Officials with the Missouri Medical Home Collaborative, a public-private partnership, brought Peck to the state as they concluded a pilot project designed to better integrate medical care and behavioral health services for Medicaid patients.
I was interested in what he had to say, so I followed up by phone on Monday. Much of our discussion centered around one of the key topics in his talk to members of the Missouri collaborative: Big Data.
In general, the term describes the ability we have to analyze (and act upon) massive amounts of information stored in powerful computers.
What that means in the medical world is that researchers, practitioners, and others can measure treatment outcomes as never before.
IAF discusses the potential long-term benefits of this revolution in Scenarios of Health and Health Care in 2032, compiled in collaboration with the Robert Wood Johnson Foundation after a two-day forum in Kansas City last year.
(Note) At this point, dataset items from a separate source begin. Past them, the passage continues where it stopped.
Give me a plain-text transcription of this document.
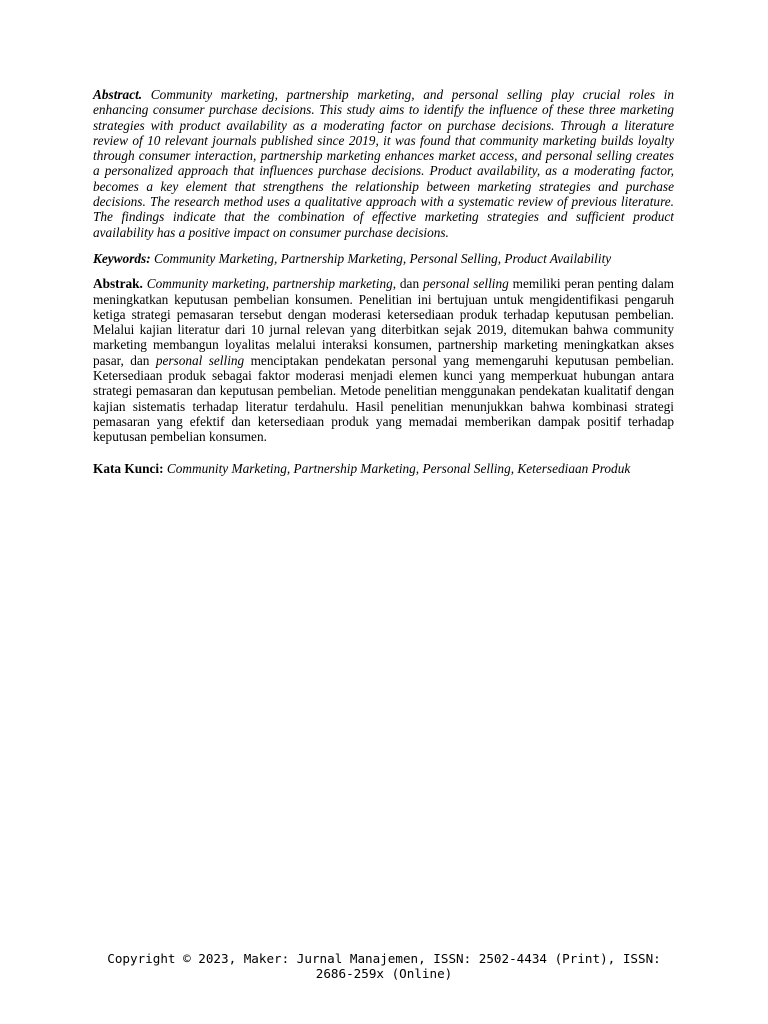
Abstract. Community marketing, partnership marketing, and personal selling play crucial roles in enhancing consumer purchase decisions. This study aims to identify the influence of these three marketing strategies with product availability as a moderating factor on purchase decisions. Through a literature review of 10 relevant journals published since 2019, it was found that community marketing builds loyalty through consumer interaction, partnership marketing enhances market access, and personal selling creates a personalized approach that influences purchase decisions. Product availability, as a moderating factor, becomes a key element that strengthens the relationship between marketing strategies and purchase decisions. The research method uses a qualitative approach with a systematic review of previous literature. The findings indicate that the combination of effective marketing strategies and sufficient product availability has a positive impact on consumer purchase decisions.

Keywords: Community Marketing, Partnership Marketing, Personal Selling, Product Availability

Abstrak. Community marketing, partnership marketing, dan personal selling memiliki peran penting dalam meningkatkan keputusan pembelian konsumen. Penelitian ini bertujuan untuk mengidentifikasi pengaruh ketiga strategi pemasaran tersebut dengan moderasi ketersediaan produk terhadap keputusan pembelian. Melalui kajian literatur dari 10 jurnal relevan yang diterbitkan sejak 2019, ditemukan bahwa community marketing membangun loyalitas melalui interaksi konsumen, partnership marketing meningkatkan akses pasar, dan personal selling menciptakan pendekatan personal yang memengaruhi keputusan pembelian. Ketersediaan produk sebagai faktor moderasi menjadi elemen kunci yang memperkuat hubungan antara strategi pemasaran dan keputusan pembelian. Metode penelitian menggunakan pendekatan kualitatif dengan kajian sistematis terhadap literatur terdahulu. Hasil penelitian menunjukkan bahwa kombinasi strategi pemasaran yang efektif dan ketersediaan produk yang memadai memberikan dampak positif terhadap keputusan pembelian konsumen.

Kata Kunci: Community Marketing, Partnership Marketing, Personal Selling, Ketersediaan Produk

Copyright © 2023, Maker: Jurnal Manajemen, ISSN: 2502-4434 (Print), ISSN: 2686-259x (Online)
Our discussion on Big Data flowed from my inquiry as to just how far we can take this reliance on bits and bytes to objectively measure outcomes that are potentially very subjective.
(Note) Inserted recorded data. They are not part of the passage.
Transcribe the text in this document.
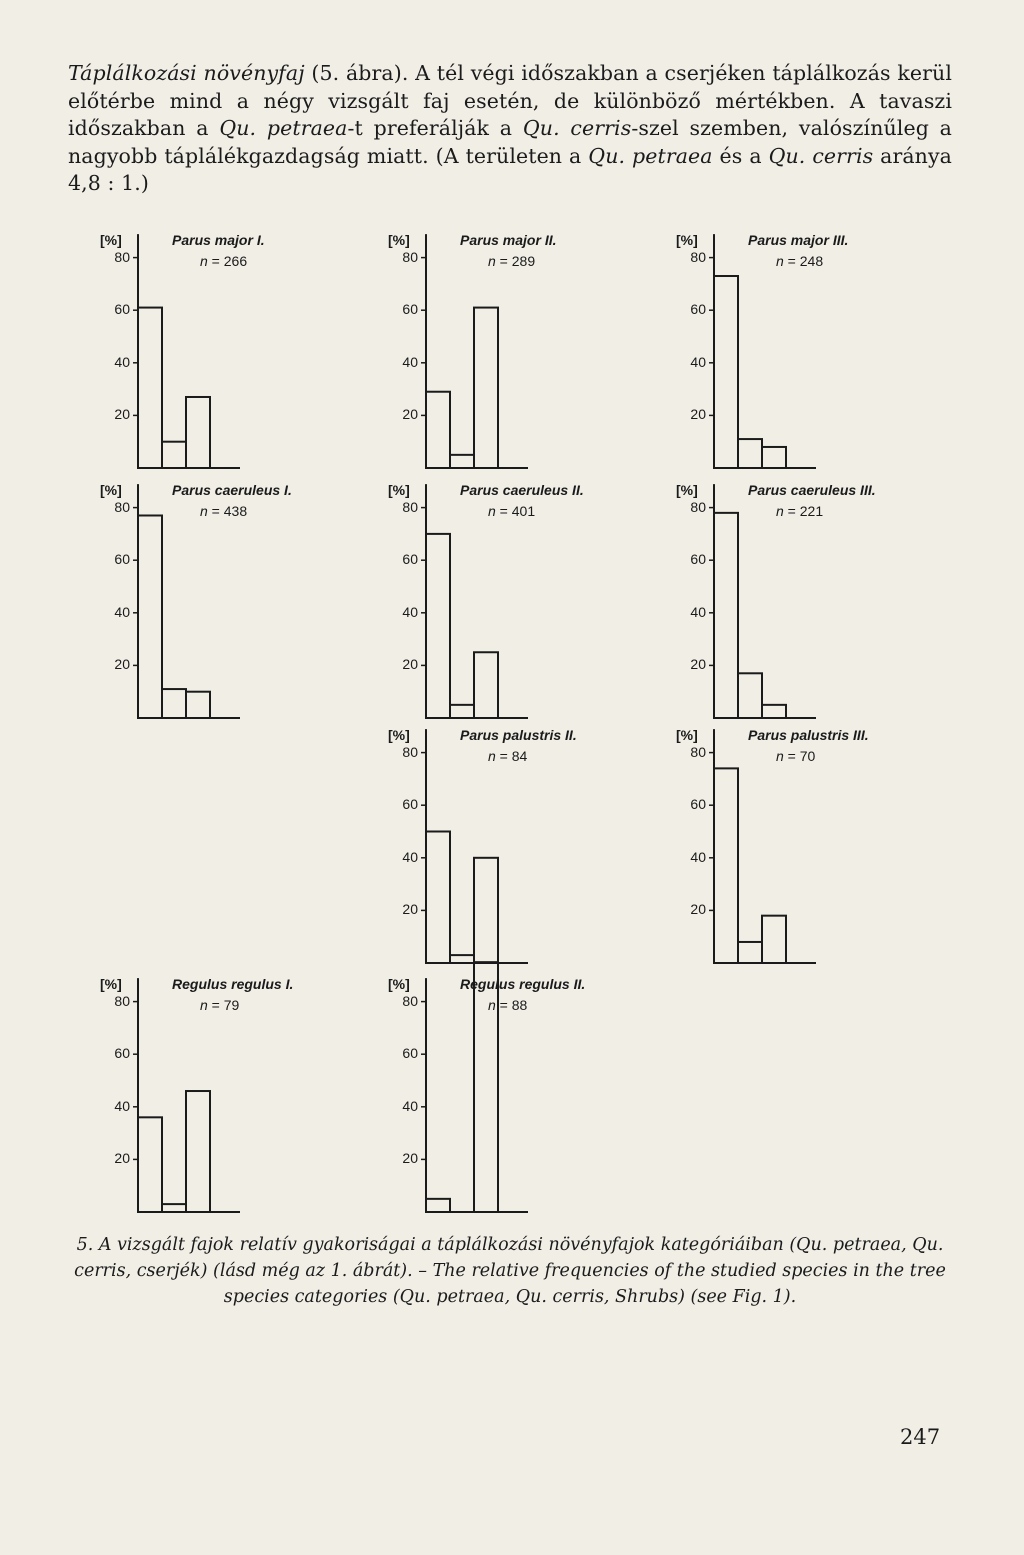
Táplálkozási növényfaj (5. ábra). A tél végi időszakban a cserjéken táplálkozás kerül előtérbe mind a négy vizsgált faj esetén, de különböző mértékben. A tavaszi időszakban a Qu. petraea-t preferálják a Qu. cerris-szel szemben, valószínűleg a nagyobb táplálékgazdagság miatt. (A területen a Qu. petraea és a Qu. cerris aránya 4,8 : 1.)
80
60
40
20
[%]	Parus major I.
n = 266	80
60
40
20
[%]	Parus major II.
n = 289	80
60
40
20
[%]	Parus major III.
n = 248
80
60
40
20
[%]	Parus caeruleus I.
n = 438	80
60
40
20
[%]	Parus caeruleus II.
n = 401	80
60
40
20
[%]	Parus caeruleus III.
n = 221
80
60
40
20
[%]	Parus palustris II.
n = 84	80
60
40
20
[%]	Parus palustris III.
n = 70
80
60
40
20
[%]	Regulus regulus I.
n = 79	80
60
40
20
[%]	Regulus regulus II.
n = 88
5. A vizsgált fajok relatív gyakoriságai a táplálkozási növényfajok kategóriáiban (Qu. petraea, Qu. cerris, cserjék) (lásd még az 1. ábrát). – The relative frequencies of the studied species in the tree species categories (Qu. petraea, Qu. cerris, Shrubs) (see Fig. 1).
247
For instance, how does one account for patients’ home environment when scoring hospitals on their 30-day readmission rate? I’ll get to his answer to that one in a minute.
But, it was in ruminating on that question that he brought up his big takeaway from the sessions in Kansas City and St. Louis. And here is how he got from Point A to Point B:
One of the most fascinating outcomes for him was how many agency workers said that the emphasis on wellness for the patients actually spurred staff to lose weight, exercise, and quit smoking.
So, he thought, isn’t producing healthy, productive workers really the best overall measure of projects like the Missouri Medical Home Collaborative?
Further burnishing that thought, he said, was the discussion in St. Louis about how the workforce emphasis could spur safety-net donations from wealthy business owners.
Now, as far as my question about the limitations of Big Data, he basically said that humans are getting better and better at addressing subjective factors through data analysis.
As examples, he pointed to some of the winners of the Robert Wood Johnson Foundation’s inaugural Young Leader Awards.
Data does have limitations, he said.
Number crunching provides “a much fuller picture of any given phenomenon,” he said, “but that never means you have a purely objective view of the universe.”